I have difficulties understanding the Fragment Shader / GLSL Part. I understand that it is the final stage that is responsible for rasterizing the final image to the screen

Rasterization (ie: transforming triangles into pixels) is a separate stage from fragment shading. What the fragment shader does it compute the output color of a single pixel.

seems to be unintuitive

It is, the approach is completely different from what you would typically do to render something efficiently.

I wonder if they are a specialty for "Fragment shader only" Art

Fragment shader only programs (à la shadertoy) are mostly restricted to demos and samples. A tech-artist job does include a lot of fragment shader writing, but for a more standard pipeline (with geometry and stuff).

how these methods are related to other graphics concepts

While methods used in shadertoy sample are also used for effects like POM or SSAO/SSR in real world 3D applications, the bulk of the work is typically done using triangles and more traditional methods.

On the other hand I wonder how OpenGL / GLSL (Vulcan OpenCL, MS´ HSLS and what not) are related to each other

  • GLSL is a shader language, just like HLSL. They do basically the same things and are very very similar (ie: if you learn one you'll be able to do both)

  • Vulkan, OpenGL and DirectX are 3D APIs, they allow you to talk to the graphic driver and to the GPU to make it render triangles and do other stuff. Vulkan and DirectX 12 are lower level than OpenGL and DirectX 11.

  • Shaders are programs that run on the GPU, that's it. Of course graphic programming, be it with OpenGL, Vulkan or whatever involves a fair bit of shader writing.

  • OpenCL is a compute API: it allow you to run code on whatever device supports it, including GPUs. It doesn't do graphics. (Think of it as a stripped down graphic API but without everything that isn't strictly necessary to tell the GPU to run X shader Y number of time on Z input).

  • Shaders in cycles (or whatever renderer) are similar to shaders in graphic APIs: they are small programs that run for each vertex/triangle/pixel. They do not necessary run on the GPU, but fill the same role as "traditional" shaders.

What other concepts exist?

Too many of them to list, are you interested in anything specific?

And finally what is a good learning path into learning them besides the fundamental math and physics to use them as broad as possible?

For non real time CG (more math & physics)

For real time stuff (more code)

level 2
Original Poster1 point · 3 days ago

Many thanks, that clarified a lot!

Too many of them to list, are you interested in anything specific.

Nothing specific, just want to get an overview of the most common concepts today.
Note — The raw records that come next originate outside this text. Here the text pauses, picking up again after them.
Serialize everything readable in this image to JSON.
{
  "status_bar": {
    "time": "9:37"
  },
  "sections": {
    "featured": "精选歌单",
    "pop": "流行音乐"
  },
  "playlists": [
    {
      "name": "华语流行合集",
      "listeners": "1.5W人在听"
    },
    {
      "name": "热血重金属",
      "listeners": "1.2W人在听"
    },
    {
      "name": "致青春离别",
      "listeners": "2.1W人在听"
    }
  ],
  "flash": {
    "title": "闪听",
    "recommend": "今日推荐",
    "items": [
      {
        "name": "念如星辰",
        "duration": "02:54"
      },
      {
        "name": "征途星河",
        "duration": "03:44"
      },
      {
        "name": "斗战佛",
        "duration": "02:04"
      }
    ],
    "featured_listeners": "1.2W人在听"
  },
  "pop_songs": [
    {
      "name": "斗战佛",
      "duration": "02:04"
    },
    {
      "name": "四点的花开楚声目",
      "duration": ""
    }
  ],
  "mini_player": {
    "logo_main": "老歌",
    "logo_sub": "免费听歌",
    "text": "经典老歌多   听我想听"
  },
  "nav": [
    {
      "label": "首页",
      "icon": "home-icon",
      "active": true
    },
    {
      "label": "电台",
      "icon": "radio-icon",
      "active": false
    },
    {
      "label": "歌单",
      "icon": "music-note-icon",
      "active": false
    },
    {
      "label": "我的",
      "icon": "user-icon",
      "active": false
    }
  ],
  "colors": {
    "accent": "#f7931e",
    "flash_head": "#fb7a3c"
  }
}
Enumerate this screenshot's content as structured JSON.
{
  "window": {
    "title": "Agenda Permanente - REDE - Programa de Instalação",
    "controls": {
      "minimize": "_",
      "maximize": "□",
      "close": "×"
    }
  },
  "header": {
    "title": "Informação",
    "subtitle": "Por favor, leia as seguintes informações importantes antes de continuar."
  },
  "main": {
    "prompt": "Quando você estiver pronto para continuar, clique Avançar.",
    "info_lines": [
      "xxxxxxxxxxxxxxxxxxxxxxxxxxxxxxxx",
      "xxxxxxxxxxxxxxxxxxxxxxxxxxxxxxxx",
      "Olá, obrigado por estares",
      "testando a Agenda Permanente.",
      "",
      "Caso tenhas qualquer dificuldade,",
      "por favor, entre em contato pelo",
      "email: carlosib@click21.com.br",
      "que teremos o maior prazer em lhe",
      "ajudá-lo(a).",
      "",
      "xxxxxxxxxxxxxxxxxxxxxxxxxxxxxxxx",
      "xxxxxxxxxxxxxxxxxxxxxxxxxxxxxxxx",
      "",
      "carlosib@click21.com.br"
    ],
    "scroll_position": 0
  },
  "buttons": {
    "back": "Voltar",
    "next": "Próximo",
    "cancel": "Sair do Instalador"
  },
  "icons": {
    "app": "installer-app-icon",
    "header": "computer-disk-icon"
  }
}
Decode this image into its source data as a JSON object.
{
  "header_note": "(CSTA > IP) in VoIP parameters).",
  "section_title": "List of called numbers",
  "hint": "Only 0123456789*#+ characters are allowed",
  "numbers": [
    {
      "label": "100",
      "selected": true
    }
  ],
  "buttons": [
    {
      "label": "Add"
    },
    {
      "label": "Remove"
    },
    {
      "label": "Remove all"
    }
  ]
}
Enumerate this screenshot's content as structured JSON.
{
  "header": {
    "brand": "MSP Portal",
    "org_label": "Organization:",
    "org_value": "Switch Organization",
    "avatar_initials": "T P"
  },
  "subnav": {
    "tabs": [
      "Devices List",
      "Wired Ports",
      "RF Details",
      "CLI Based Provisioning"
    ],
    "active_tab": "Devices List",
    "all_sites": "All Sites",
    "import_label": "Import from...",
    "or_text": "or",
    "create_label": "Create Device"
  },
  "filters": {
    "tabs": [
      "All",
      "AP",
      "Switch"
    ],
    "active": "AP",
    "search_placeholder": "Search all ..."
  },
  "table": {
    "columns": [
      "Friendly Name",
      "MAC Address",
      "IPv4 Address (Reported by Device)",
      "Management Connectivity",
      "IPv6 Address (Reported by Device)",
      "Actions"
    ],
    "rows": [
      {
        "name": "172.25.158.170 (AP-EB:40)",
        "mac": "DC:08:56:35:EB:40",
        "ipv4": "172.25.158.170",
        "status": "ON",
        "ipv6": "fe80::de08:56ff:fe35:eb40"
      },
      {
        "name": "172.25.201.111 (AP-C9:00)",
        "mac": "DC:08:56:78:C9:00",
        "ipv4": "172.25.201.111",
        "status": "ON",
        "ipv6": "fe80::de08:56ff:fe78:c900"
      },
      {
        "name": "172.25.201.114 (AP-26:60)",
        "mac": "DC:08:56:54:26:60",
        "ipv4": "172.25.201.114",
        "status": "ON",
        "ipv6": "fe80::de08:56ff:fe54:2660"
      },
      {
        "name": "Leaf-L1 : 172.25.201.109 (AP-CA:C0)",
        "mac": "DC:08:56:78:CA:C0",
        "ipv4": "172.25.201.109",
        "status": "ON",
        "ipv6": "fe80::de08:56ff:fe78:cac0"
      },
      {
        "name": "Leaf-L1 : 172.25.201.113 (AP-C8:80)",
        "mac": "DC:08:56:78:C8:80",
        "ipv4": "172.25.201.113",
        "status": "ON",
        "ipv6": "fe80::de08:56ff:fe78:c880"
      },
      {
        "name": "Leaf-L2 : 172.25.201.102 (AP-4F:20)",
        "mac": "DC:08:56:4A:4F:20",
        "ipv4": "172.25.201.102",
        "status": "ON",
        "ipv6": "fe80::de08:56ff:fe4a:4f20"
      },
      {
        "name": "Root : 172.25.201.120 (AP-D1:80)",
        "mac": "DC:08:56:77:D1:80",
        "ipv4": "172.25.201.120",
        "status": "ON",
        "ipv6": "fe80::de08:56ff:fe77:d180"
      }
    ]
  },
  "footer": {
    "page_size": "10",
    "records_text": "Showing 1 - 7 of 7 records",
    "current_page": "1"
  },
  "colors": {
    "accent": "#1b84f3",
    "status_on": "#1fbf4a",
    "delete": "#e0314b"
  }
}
But maybe the above is already a good starting point for now. Fortunately we have the PBR Book in our college library.

level 3
1 point · 3 days ago

Nothing specific, just want to get an overview of the most common concepts today

As far as the graphic pipeline of modern GPU is concern, if you understand vertex shaders, pixel shaders, the rasterizer and compute shaders you are pretty much good.

Now there exists a ton of rendering techniques, if you are interested in these and how they use shaders (or any other pipeline stage) I can write something, but you'll have to ask about something specific (too much to talk about otherwise)

level 1
2 points · 4 days ago

I think you are confusing a lot of things.

A shader is simply a program running on the GPU.

Images rendered by OpenGL are controlled using Vertex Shaders, Geometry Shaders and Fragment Shaders in this order indeed, but this is not set in stone and more importantly this is not all there is to it. Fragment Shaders aren’t the final stage of the rendering process.

And to answer you question regarding how all Shaders programs are linked to each other ; the only thing that they share in common is that they run on the GPU. A shader written for DirectCompute could very well be doing general purpose computing calculation, whereas a Blender Cycles shader will be computing how surfaces react to light and a GLSL Geometry Shader might add vertices to a model.

level 1
2 points · 4 days ago · edited 4 days ago

There are two things you need to learn:

a) general light and rendering theory and the math behind it, which is independent of any specific language, framework or application and can be applied in any graphics programming context. I recommend writing a simple raytracer to practice these concepts. Ray Tracing In One Weekend is a good guide to that: (http://in1weekend.blogspot.com/2016/01/ray-tracing-in-one-weekend.html). There is a lot of good material on youtube that goes into details on how light simulation is implemented. Here is a good one on physically based rendering: https://www.youtube.com/watch?v=j-A0mwsJRmk


(Also forgot the excellent PBRT book, which is mentioned in the other comments! https://www.pbrt.org/)


and


b) How the GPU pipeline works, the role shaders play in realtime rendering and a shader language like GLSL, so you can apply the above in a realtime context. Once again, there is a lot of material online on that and many books. I used this book as a textbook before and it's decent (though not great): https://www.amazon.com/Foundations-Computer-Graphics-MIT-Press/dp/0262017350/ . Also the latest edition of "Realtime Rendering" is always a good resource.



level 2
Original Poster1 point · 3 days ago

Many thanks for the great links. Let´s see if I can build a ray tracer in one weekend ... :-)

level 1

"Shader" is actually a pretty bad name for what it means in opengl, d3d or vulkan today. More correct would be "programmable pipeline stage". Shading, i.e. computing the color of surfaces based on interaction with modeled light was just the first use case of these. In other rendering techniques like path tracing (cycles etc) shader usually often refers to that original meaning as a light interaction model.

Regarding the other, more broad question: when you only use the fragment shader it is implied that your entire context is a pixel/fragment. So you don't ask "how do i turn this circle into pixels", but "does this pixel belong to this circle". In terms of geometry this often means that you formulate it using implicit equations. For example for a pixel p you can test if it lies on a circle with center c and radius r by testing whether ||p-c||=r and then color the pixel based on the circle color. Just as a general hint at where this might lead you.

level 2
Original Poster1 point · 3 days ago

So you don't ask "how do i turn this circle into pixels", but "does this pixel belong to this circle".

Yes that makes it more intuitive, many thanks !

level 1
1 point · 3 days ago

I understand the basic concepts of distance fields or ray marching but I wonder if they are a specialty for "Fragment shader only" Art ...

Yes, most of the stuff you see in shader toy is special effects trickery for the sake of art. Most of these tricks are not used outside of demoscene.

There are exceptions of course, and sometimes these tricks get adopted to game engines and other real time graphics apps.

It's not that the tricks aren't cool, but plugging a distance field rendering system into a practical game engine isn't very viable. It's hard to imagine how they would interact with physics and gameplay code for example.